Ich wusste, dass er die alte Stadt meinte. „Oblivion? Wer hat sich diesen Namen ausgedacht?“ Max zuckte die Achseln. „Haben wir nicht schon immer so gesagt?“ Als wir nach Oblivion zogen, tat ich es in dem dumpfen Gefühl, mich dem Unausweichlichen zu fügen. Aber ich begann mich besser zu fühlen, und meine Ängste legten sich. Ich verstand gar nicht mehr, was mich so in Panik versetzt hatte.

Im Jahr darauf geschah, worauf ich vor nicht langer Zeit schmerzlich gehofft hatte – nun hatte ich plötzlich gemischte Gefühle: Wir bekamen Besuch.
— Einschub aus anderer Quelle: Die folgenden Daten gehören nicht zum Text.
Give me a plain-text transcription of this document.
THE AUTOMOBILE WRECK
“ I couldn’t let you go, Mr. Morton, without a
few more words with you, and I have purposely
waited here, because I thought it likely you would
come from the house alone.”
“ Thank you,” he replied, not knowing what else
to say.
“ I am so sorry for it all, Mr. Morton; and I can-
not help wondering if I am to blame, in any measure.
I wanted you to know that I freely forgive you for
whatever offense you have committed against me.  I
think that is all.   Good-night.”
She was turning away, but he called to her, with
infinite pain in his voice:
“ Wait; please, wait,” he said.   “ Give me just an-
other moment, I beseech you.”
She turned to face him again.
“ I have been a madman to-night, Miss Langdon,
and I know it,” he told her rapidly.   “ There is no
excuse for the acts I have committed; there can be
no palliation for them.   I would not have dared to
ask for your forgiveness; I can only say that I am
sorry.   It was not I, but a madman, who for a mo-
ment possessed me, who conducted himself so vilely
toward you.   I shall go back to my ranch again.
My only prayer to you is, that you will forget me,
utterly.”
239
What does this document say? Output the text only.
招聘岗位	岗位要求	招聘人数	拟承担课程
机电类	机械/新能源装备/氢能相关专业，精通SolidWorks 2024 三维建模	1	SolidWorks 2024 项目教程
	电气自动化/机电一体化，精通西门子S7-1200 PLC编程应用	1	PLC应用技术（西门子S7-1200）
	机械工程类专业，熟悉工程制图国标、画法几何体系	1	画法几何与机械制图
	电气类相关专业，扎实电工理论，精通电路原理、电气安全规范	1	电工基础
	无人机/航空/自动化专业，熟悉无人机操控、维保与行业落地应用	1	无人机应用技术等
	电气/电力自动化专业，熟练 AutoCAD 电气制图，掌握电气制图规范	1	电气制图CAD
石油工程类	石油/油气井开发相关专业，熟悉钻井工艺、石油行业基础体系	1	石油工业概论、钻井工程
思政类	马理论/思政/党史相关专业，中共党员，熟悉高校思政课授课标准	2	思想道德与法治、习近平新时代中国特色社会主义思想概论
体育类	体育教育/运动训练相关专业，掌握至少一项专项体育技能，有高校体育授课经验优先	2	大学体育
Die Fremden sahen blass und kränklich aus, und sie benahmen sich seltsam. Sie schienen etwas von uns zu wollen, aber wir verstanden ihre Sprache nicht. Wir beobachteten, wie sie laut und aufgeregt miteinander diskutierten, wie sie um die verlassenen Blockhäuser und das alte Boot streiften. Ich war froh, als sie verschwanden.

Trotzdem verspürte ich einen Hauch von Panik, als das Schiff ablegte. Ich hatte das unbestimmte Gefühl, dass es einen Teil von mir mitnahm, einen Teil, an den ich lange nicht gedacht hatte, und nun entglitt er mir für immer. Makis legte den Arm um mich. „Hab keine Angst. Orte können uns verändern, wenn wir es zulassen.“ Er hatte recht. Und es war gut so.